Все-таки его удалось разговорить. Отдельные русские слова (помнил, оказывается!) мешались с якутскими. Из всей этой булькающей, непутевой мешанины фраз можно было понять: жители селения, увидев на взморье судно, страшно перепугались. Все до единого покинули селение.
— А ты как остался?
Выяснилось, что у старика ноги плохо ходят. Он помирать остался. Звали его Иваном.
Это рассмешило присутствующих при разговоре матросов. Иван! Во куда занесло нашего Ивана! То ли русский, то ли якут.
— Давно тут живешь? — спросил Прончищев.
Старик заморгал редкими белесыми ресницами, соображая. Когда догадался, о чем его спрашивают, растопырил пальцы на обеих руках, тряхнул ими семь раз. И еще один палец показал.
— Семьдесят один годок! — по-детски обрадовался жестикуляции старика Челюскин. — В тундре уродился?
Старик удивился вопросу. Разве без того не ясно?
— Я думал, ты ссыльный.
Слово «ссыльный» было для старика вовсе не знакомым. Взгляд его был младенчески чист и безгрешен, как у существа, еще не вкусившего яблока от древа познания. Тундра, олени, собаки, полярные гуси, людской мирок, в котором он жил, — добро. Люди, приходящие на веслах издалека, шумные, горланящие, непонятные, несут племени зло и несчастья, болезни и разорение.

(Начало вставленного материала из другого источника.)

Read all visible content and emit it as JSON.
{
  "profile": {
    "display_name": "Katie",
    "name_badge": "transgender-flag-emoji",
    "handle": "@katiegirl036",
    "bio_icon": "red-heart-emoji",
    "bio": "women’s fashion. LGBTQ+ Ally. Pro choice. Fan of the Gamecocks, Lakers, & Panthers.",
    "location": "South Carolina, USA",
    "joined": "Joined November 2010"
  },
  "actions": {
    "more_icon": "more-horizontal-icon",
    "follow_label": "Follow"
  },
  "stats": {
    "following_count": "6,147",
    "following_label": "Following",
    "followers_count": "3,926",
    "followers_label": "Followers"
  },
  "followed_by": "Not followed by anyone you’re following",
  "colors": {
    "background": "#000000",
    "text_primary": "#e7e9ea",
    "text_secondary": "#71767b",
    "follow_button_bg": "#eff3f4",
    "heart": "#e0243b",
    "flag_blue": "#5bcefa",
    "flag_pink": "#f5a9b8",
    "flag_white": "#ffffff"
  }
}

Старик следил за чужаками, вспоминал, за какие грехи тойоны наслали на племя этих людей. Оленекцы брали от реки и тундры ровно столько рыбы и дичи, сколько надо, чтобы прокормиться. Кто же на них разгневался: быстро бегущий бог Кирхачи, гномы, живущие справа на восьми, а слева на девяти горах? Или управляющий горный дух Барилах? Но каждое утро оленекцы взывали к Кирхачи, к гномам, к Барилаху быть к ним милостивыми. Может быть, дева Сыринай, всевидящая и ничего не прощающая? Однако за что, за что?..
Прончищев распорядился:
— Здесь на зимовку станем.
И правда: место подходящее. В заводях много наносного плавника, да и поохотиться есть где.

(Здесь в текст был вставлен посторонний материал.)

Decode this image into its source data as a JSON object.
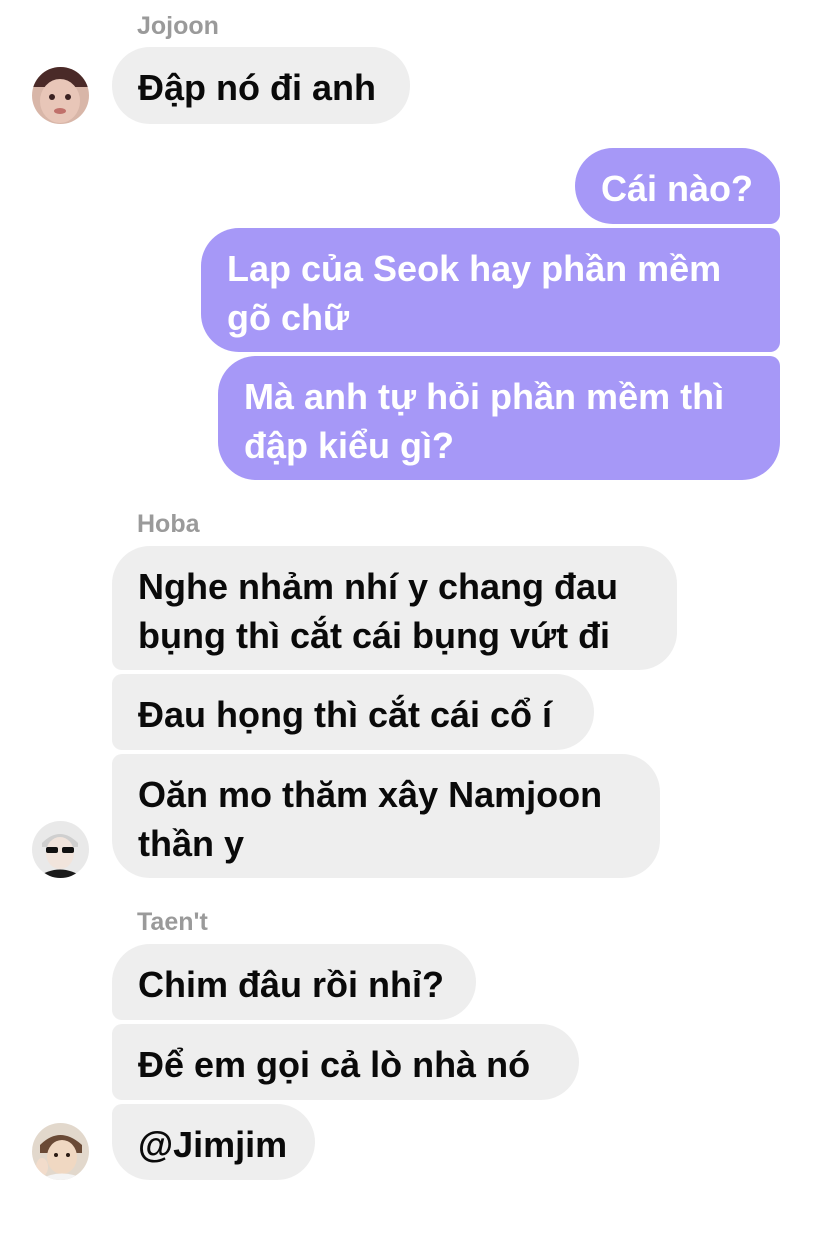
{
  "chat": {
    "colors": {
      "incoming_bubble": "#eeeeee",
      "outgoing_bubble": "#a698f7",
      "sender_name": "#9a9a9a"
    },
    "groups": [
      {
        "sender": "Jojoon",
        "avatar": "jojoon-avatar",
        "messages": [
          "Đập nó đi anh"
        ]
      },
      {
        "sender": "me",
        "outgoing": true,
        "messages": [
          "Cái nào?",
          "Lap của Seok hay phần mềm gõ chữ",
          "Mà anh tự hỏi phần mềm thì đập kiểu gì?"
        ]
      },
      {
        "sender": "Hoba",
        "avatar": "hoba-avatar",
        "messages": [
          "Nghe nhảm nhí y chang đau bụng thì cắt cái bụng vứt đi",
          "Đau họng thì cắt cái cổ í",
          "Oăn mo thăm xây Namjoon thần y"
        ]
      },
      {
        "sender": "Taen't",
        "avatar": "taent-avatar",
        "messages": [
          "Chim đâu rồi nhỉ?",
          "Để em gọi cả lò nhà nó",
          "@Jimjim"
        ]
      }
    ]
  }
}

Дубель-шлюпка вошла в реку Оленек. Моряки ставили избы, амбары для провианта, баню. Поднимались свежими венцами срубы четырех домов. Гомон, стук топоров, визг пил. Старик Иван наблюдал за работой служивых, пытаясь вникнуть в смысл забытых русских слов. Что-то оттаивало в его памяти. Однажды, стоя рядом с Таней, промолвил сердито: «Мужик много, баба одна». Таня засмеялась:
— Баба одна. Баба хорошая. Баба добрая.
Обрадовавшись, что старик наконец-то вылез из своей немоты, Таня спросила по-якутски, отчего бежали в тундру жители селения.

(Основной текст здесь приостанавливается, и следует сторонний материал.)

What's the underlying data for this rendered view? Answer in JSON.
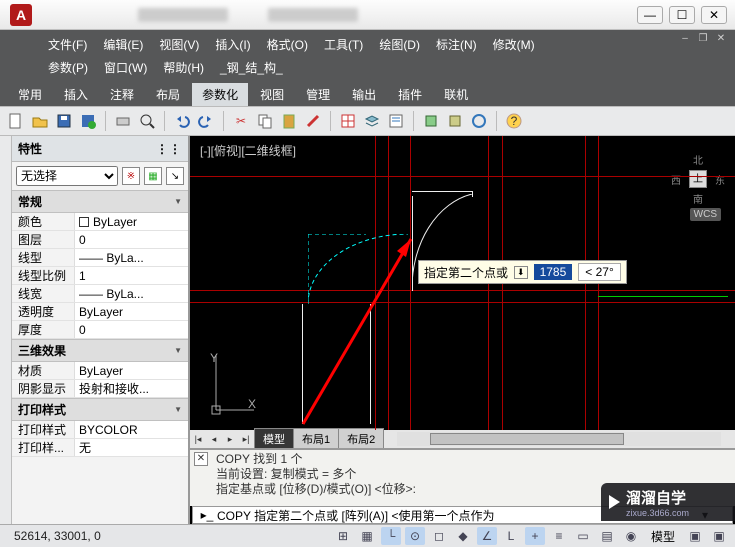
{
  "titlebar": {
    "win_min": "—",
    "win_max": "☐",
    "win_close": "✕"
  },
  "menus": {
    "row1": [
      "文件(F)",
      "编辑(E)",
      "视图(V)",
      "插入(I)",
      "格式(O)",
      "工具(T)",
      "绘图(D)",
      "标注(N)",
      "修改(M)"
    ],
    "row2": [
      "参数(P)",
      "窗口(W)",
      "帮助(H)",
      "_钢_结_构_"
    ]
  },
  "ribbon": {
    "tabs": [
      "常用",
      "插入",
      "注释",
      "布局",
      "参数化",
      "视图",
      "管理",
      "输出",
      "插件",
      "联机"
    ],
    "active_index": 4
  },
  "props": {
    "title": "特性",
    "selection": "无选择",
    "sections": [
      {
        "header": "常规",
        "rows": [
          {
            "k": "颜色",
            "v": "ByLayer",
            "swatch": true
          },
          {
            "k": "图层",
            "v": "0"
          },
          {
            "k": "线型",
            "v": "—— ByLa..."
          },
          {
            "k": "线型比例",
            "v": "1"
          },
          {
            "k": "线宽",
            "v": "—— ByLa..."
          },
          {
            "k": "透明度",
            "v": "ByLayer"
          },
          {
            "k": "厚度",
            "v": "0"
          }
        ]
      },
      {
        "header": "三维效果",
        "rows": [
          {
            "k": "材质",
            "v": "ByLayer"
          },
          {
            "k": "阴影显示",
            "v": "投射和接收..."
          }
        ]
      },
      {
        "header": "打印样式",
        "rows": [
          {
            "k": "打印样式",
            "v": "BYCOLOR"
          },
          {
            "k": "打印样...",
            "v": "无"
          }
        ]
      }
    ]
  },
  "viewport": {
    "label": "[-][俯视][二维线框]",
    "wcs": "WCS",
    "compass": {
      "n": "北",
      "s": "南",
      "e": "东",
      "w": "西",
      "cube": "上"
    },
    "prompt": "指定第二个点或",
    "distance": "1785",
    "angle": "< 27°",
    "ucs_x": "X",
    "ucs_y": "Y"
  },
  "model_tabs": {
    "tabs": [
      "模型",
      "布局1",
      "布局2"
    ],
    "active_index": 0
  },
  "cmd": {
    "line1": "COPY 找到 1 个",
    "line2": "当前设置:  复制模式 = 多个",
    "line3": "指定基点或 [位移(D)/模式(O)] <位移>:",
    "input_prefix": "COPY 指定第二个点或 [阵列(A)] <使用第一个点作为",
    "caret": "▾"
  },
  "status": {
    "coord": "52614, 33001, 0",
    "model": "模型"
  },
  "watermark": {
    "brand": "溜溜自学",
    "url": "zixue.3d66.com"
  }
}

— Чума, чума! — пробормотал Иван.
Таня заходила в сиротливые жилища оленекцев, разглядывала брошенную наспех утварь. Взяла с полу тряпичную куклу: узелок корневища вместо головы, косицы из ивового луба, бусинки глаз, капризная щелочка рта. Трогательная и жалкая эта игрушка точно оживила дом голосами людей, плачем девчонок, беготней узкоглазых пацанов.
Отчего так поспешно бегство оленекцев? Чего устрашились? Не успели согнать своих оленей с дальних пастбищ. Несколько оленей, по всему видать, домашних, пришли на водопой к берегу Оленека. Так и остались близ жилья.
Таня принесла Ивану свежих лепешек. Он отщипнул кусочек, пожевал, поднял на Таню глаза. Вкусно.
Вот когда пригодился якутский язык. Старик, кажется, почувствовал к ней доверие. Он узнал, что русские на следующий год уйдут дальше. «Таймыр знаешь?» — спросила Таня. Таймыр Иван знал. «Вот туда лежит наш путь».
Слово «Таймыр» его испугало. Что чужакам делать на Таймыре? Но женщина, кажется, не врет. Солнечная госпожа Нэлбэй, дарящая детей, семейный покой, наделила женщину чистотой и правдой.
Старик съел лепешку. Попросил еще. Таня принесла несколько лепешек, штоф спирта.
Иван оживился, быстро что-то залопотал, цокал языком. Отхлебнул из глиняной кружки. Добрая баба! Теперь он пожалел ее. Закурил. Дымок из трубки пахнул жжеными опилками. Глаза старика заслезились. Пригладил редкие кудерьки на голове — так ласкают любимую собаку. Наверно, этим жестом хотел показать, что не такой сердитый, как может подумать молодая женщина. В нем проснулось любопытство: зачем русские идут на Таймыр? Даже якуты и тунгусы не осмеливаются сунуть туда носа.
Таня сбегала за бумагой.
Нарисовала круг. Ровной чертой разделила его напополам. В нижнем полукружье изобразила линии рек, деревья, дома.
— Тут мы живем. Отсюда мы пришли. А вот здесь… А вот здесь… — Таня обвела пальцем верхнее полукружье. — Тут мало людей. Совсем нет никаких линий. Мы хотим нарисовать весь круг. Берег моря. Оленек. Таймыр. Мы пришли сюда, чтобы сделать карту.